そして完全にガバナンスされたデータは以下の要素をすべて満たす。

・ビジネスデータエレメントの標準化されたビジネス名
・ビジネスデータエレメントの標準化されたビジネス定義
・計算または導出されたビジネスデータエレメントの計算または導出ルール
・データベース / システムにおけるビジネスデータエレメントの物理的な所在
・文脈にあったデータ品質ルール
・ビジネス / 物理データエレメントを作成するためのルール
・ビジネス / 物理データエレメントの使用ルール
・ビジネスデータエレメントの責任者

第1章 - データをガバナンスされた状態へ移行

これらを見るとメタデータ管理が非常に重要であり、それらが運用されている状態がガバナンスされたデータとも受け取れるように思える。

実際、本文中にも以下のような記述がある。

つまり、データエレメントのメタデータがすべて周知されていても、そのデータをマネジメントするためのガバナンスプロセスや手順が使用されていなければ、そのデータは「ガバナンスされた」ものではない。

第1章 - データをガバナンスされた状態へ移行

データをガバナンスされた状態へ移行するドライバー

データをガバナンスされた状態にするためには以下図の通り多くのドライバー(推進要因)が必要。

これらの取り組みはすべて、これまでも行われてきたように、データガバナンスとデータスチュワードシップなしで可能だが、遅延、低品質な結果、失敗の危険性がはるかに高くなる。なぜならデータに関する明確な意思決定者がいないと、多くの場合、IT担当者が調査と期限内の提供に最善を尽くそうとする中で、多くの推測が行われるからだ。

第1章 - データをガバナンスされた状態へ移行

この辺りがビジネス部門、IT部門双方で認識できないと感じる。

ビジネス部門もIT部門も「データはIT」と考えており、IT担当者が善意で推測してアレコレやっている。目の前のことに対して懸命にやっているので、全体でみるとガバナンスが取れなくなる。また、目の前しか見えていないので、自らの行いが全体に悪影響を与えているというのを認識できていなかったりする。

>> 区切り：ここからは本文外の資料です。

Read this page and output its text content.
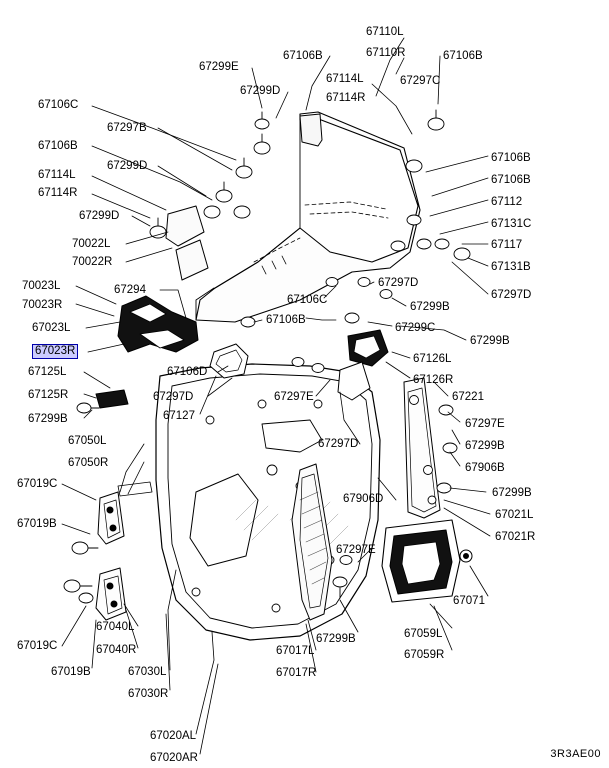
3R3AE00
67110L
67106B	67110R	67106B
67299E
67114L	67297C
67299D
67114R
67106C
67297B
67106B
67106B
67299D
67114L	67106B
67114R
67112
67299D
67131C
70022L	67117
70022R	67131B
70023L	67294
67297D
67297D
70023R	67106C
67299B
67023L
67106B
67299C
67299B
67023R
67126L
67125L	67106D
67126R
67125R	67297D	67297E	67221
67299B	67127
67297E
67297D	67299B
67050L
67050R	67906B
67019C
67299B
67906D
67019B
67021L
67021R
67297E
67071
67040L
67299B	67059L
67019C	67040R	67017L	67059R
67019B	67030L	67017R
67030R
67020AL
67020AR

規模の小さな組織なら何とかなりそうだが、大組織ではこれをどのように伝えていくかがポイントになりそう。その伝え方として次の3つのPが述べられている。

3つのP: ポリシー・プロセス・プロシージャ

効果的なデータガバナンスとデータスチュワードシップのためには3つのP、 すなわち、 ポリシー・プ ロセスプロシージャ (手順) を用意する必要がある。 これらの事項の策定はデータガバナンスの取り 組みから得られる重要な初期成果の1つである。

第1章 - 3つのP: ポリシー・プロセス・プロシージャ
  • ポリシー(Why): 企業レベルで「なすべきこと」を規定するもの

  • プロセス(What): ポリシーを遵守するために何が必要かを記述するもの

  • プロシージャ(How): タスクの具体的な実行方法を詳細に記述したもの

3つのPと言っているが以下のようにWhy・What・Howと理解しても問題ないと思う。Whyが企業レベルのWhatになっているが、経営戦略などから目的がカスケードしていると捉えればさほど問題はなさそう。

所感

データガバナンスの推進には組織や人の配置が重要ということが強く述べられており、その中でもデータスチュワードがデータガバナンスの実践的な役割を担うため非常に重要ということが強調されていた。

このことについては認識していたが、想定以上に多くの役割や組織が登場していた。これらの具体的な役割や導入方法について次章以降に記載があるので、引き続き整理を進める。